As in Jonathan Demme’s Melvin and Howard, Warren Beatty’s Rules Don’t Apply pairs an elderly, reclusive Howard Hughes with a much younger person who’s far from wealthy. But while Melvin and Howard’s umami mix of poignant sweetness and pungent unpredictability accentuate both the complicated, often comic humanity of its main characters and the increasingly desperate unreality of the post-post-war American dream, Rules Don’t Apply turns nearly every one of its characters and situations into tropes. Perhaps because Beatty grew up in the mid-century Hollywood the film is set in, his portrayal of Hughes has the overly polished feel of an anecdote that’s been told too often.

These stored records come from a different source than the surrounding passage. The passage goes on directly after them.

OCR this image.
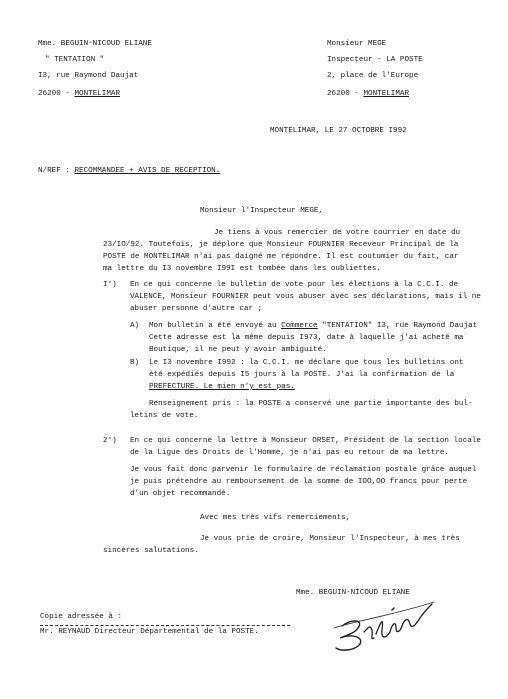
Mme. BEGUIN-NICOUD ELIANE
" TENTATION "
I3, rue Raymond Daujat
26200 - MONTELIMAR
Monsieur MEGE
Inspecteur - LA POSTE
2, place de l'Europe
26200 - MONTELIMAR
MONTELIMAR, LE 27 OCTOBRE I992
N/REF : RECOMMANDEE + AVIS DE RECEPTION.
Monsieur l'Inspecteur MEGE,
Je tiens à vous remercier de votre courrier en date du
23/IO/92. Toutefois, je déplore que Monsieur FOURNIER Receveur Principal de la
POSTE de MONTELIMAR n'ai pas daigné me répondre. Il est coutumier du fait, car
ma lettre du I3 novembre I99I est tombée dans les oubliettes.
I°) En ce qui concerne le bulletin de vote pour les élections à la C.C.I. de
VALENCE, Monsieur FOURNIER peut vous abuser avec ses déclarations, mais il ne
abuser personne d'autre car ;
A) Mon bulletin a été envoyé au Commerce "TENTATION" I3, rue Raymond Daujat
Cette adresse est la même depuis I973, date à laquelle j'ai acheté ma
Boutique, il ne peut y avoir ambiguité.
B) Le I3 novembre I992 : la C.C.I. me déclare que tous les bulletins ont
été expédiés depuis I5 jours à la POSTE. J'ai la confirmation de la
PREFECTURE. Le mien n'y est pas.
Renseignement pris : la POSTE a conservé une partie importante des bul-
letins de vote.
2°) En ce qui concerne la lettre à Monsieur ORSET, Président de la section locale
de la Ligue des Droits de l'Homme, je n'ai pas eu retour de ma lettre.
Je vous fait donc parvenir le formulaire de réclamation postale grâce auquel
je puis prétendre au remboursement de la somme de IOO,OO francs pour perte
d'un objet recommandé.
Avec mes très vifs remerciements,
Je vous prie de croire, Monsieur l'Inspecteur, à mes très
sincères salutations.
Mme. BEGUIN-NICOUD ELIANE
Copie adressée à :
Mr. REYNAUD Directeur Départemental de la POSTE.
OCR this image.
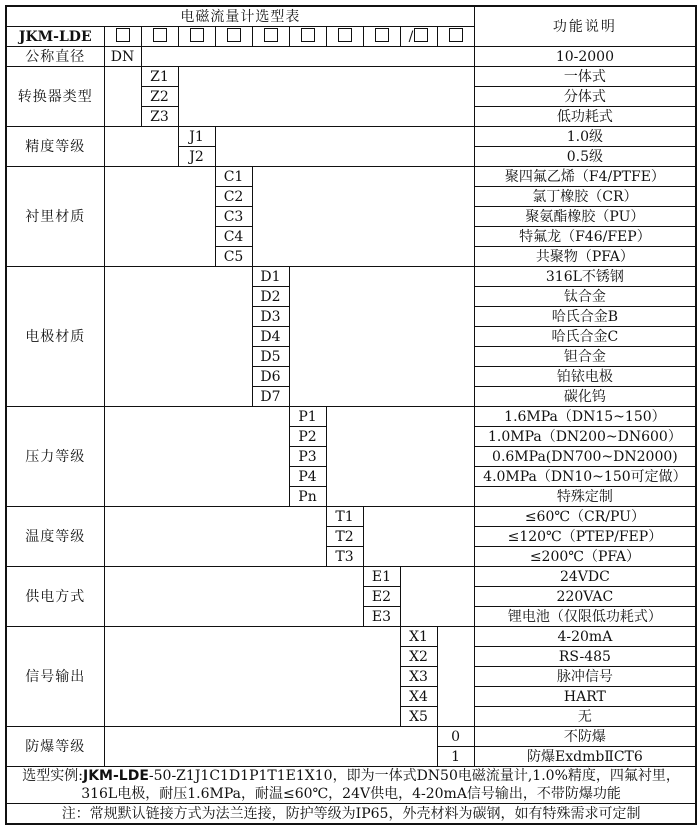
电磁流量计选型表											功能说明
JKM-LDE									/		
公称直径	DN										10-2000
转换器类型		Z1									一体式
		Z2									分体式
		Z3									低功耗式
精度等级			J1								1.0级
			J2								0.5级
衬里材质				C1							聚四氟乙烯（F4/PTFE）
				C2							氯丁橡胶（CR）
				C3							聚氨酯橡胶（PU）
				C4							特氟龙（F46/FEP）
				C5							共聚物（PFA）
电极材质					D1						316L不锈钢
					D2						钛合金
					D3						哈氏合金B
					D4						哈氏合金C
					D5						钽合金
					D6						铂铱电极
					D7						碳化钨
压力等级						P1					1.6MPa（DN15~150）
						P2					1.0MPa（DN200~DN600）
						P3					0.6MPa(DN700~DN2000)
						P4					4.0MPa（DN10~150可定做）
						Pn					特殊定制
温度等级							T1				≤60℃（CR/PU）
							T2				≤120℃（PTEP/FEP）
							T3				≤200℃（PFA）
供电方式								E1			24VDC
								E2			220VAC
								E3			锂电池（仅限低功耗式）
信号输出									X1		4-20mA
									X2		RS-485
									X3		脉冲信号
									X4		HART
									X5		无
防爆等级										0	不防爆
										1	防爆ExdmbⅡCT6

选型实例:JKM-LDE-50-Z1J1C1D1P1T1E1X10，即为一体式DN50电磁流量计,1.0%精度，四氟衬里，
316L电极，耐压1.6MPa，耐温≤60℃，24V供电，4-20mA信号输出，不带防爆功能											

注：常规默认链接方式为法兰连接，防护等级为IP65，外壳材料为碳钢，如有特殊需求可定制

At the film’s start, Hughes is already a full-blown eccentric, spending much of his time in hiding even from his own staff. Yet Beatty offers no real insight into what informs this behavior, aside from references to Hughes’s daddy issues; the man is a collection of bizarre habits and creepy obsessions punctuated by an occasional eruption of brilliance or charm. Similarly, practically the only things we get to know about the other two main characters, Marla Mabrey (Lily Collins) and Frank (Alden Ehrenreich), are the conventional virtues that are presented as a stark contrast to Hughes’s weirdness.
Marla is a fictional version of the many young beauties who formed a kind of harem for Hughes, who put them under contract, kept them under strict supervision, and sometimes sent for them late at night while promising screen tests and starring roles that almost never materialized. Marla is also, as we’re repeatedly reminded, a good Baptist girl who doesn’t drink, smoke, or “go all the way.” Frank, one of the men Hughes employs to drive the women around and do errands for him, is another small-town, all-American kid who dreams of building a middle-income housing development, if he can ever get Hughes to focus on his plans long enough to invest in the project.
Both Collins and Ehrenreich are gifted at making basic decency appealing, but they’re given little to do aside from flirting and fighting with one another. Throughout, Hughes drives or colors most of the action even when he’s off screen: Marla dutifully follows or daringly flouts the many rules in Hughes’s contract that control actresses’ personal and professional lives, and Frank does the same with Hughes’s rules for his drivers, particularly the one forbidding them from getting involved with the “girls.” And the vaguely defined threat of Hughes’s retribution isn’t enough to enliven Frank and Marla’s inevitable romance, which features none of the sly dialogue or charming bits of business that made the courtship of Veronica Osorio’s Carlotta by Ehrenreich’s Hobie so juicily delightful in Hail, Caesar!
Due to Hughes’s penchant for hiding in the dark, Rules Don’t Apply is set almost entirely at night or in barely lit, cave-like rooms. Cinematographer Caleb Deschanel uses lighting to create seemingly endless gradations of mood, from the jubilant Mexican sunlight that floods Marla and Frank’s final reunion to an unsettling shot of Hughes emerging, like Boo Radley, out of a pool of near-blackness and into the room to which he has summoned Marla. But Beatty’s screenplay, which seesaws between insipid earnestness and mostly failed attempts at levity, is disappointingly banal for the writer of smart, socially conscious films like Shampoo, Reds, and Bulworth.
A parade of stars pass through in paper-thin roles, most of them allotted one conspicuously showy scene, like the bit where Oliver Platt’s frustrated banker smashes a hotel phone. The rat-a-tat exchange between Hughes and another of his drivers, Levar (Matthew Broderick), about whether Levar still has a job evinces an effectively tight, vaudevillian rhythm, but most other attempts at humor fall flat. A scene in which Hughes flies a plane erratically, merrily jabbering away about his glory days in Hollywood while his passengers give each other the side eye, winds up feeling uncomfortably long; the situation is too dangerous to laugh off, yet it’s treated too lightly to feel truly perilous.
Overall, Rules Don’t Apply has a prurient, almost Hughes-ian obsession with Frank and Marly’s sex lives, which are either the subject or the subtext of almost every interaction we see them engage in, and of nearly everything other people say about them. Beatty says people have been asking him to make a film about Hughes for a long time, and it’s not hard to imagine why: Both Hughes and Beatty were brilliant and beautiful playboys who became powerhouses in Hollywood during its heyday. Unfortunately, in this film, which focuses on Hughes at a time when his powers were waning, Beatty may have embodied his subject in ways he never intended.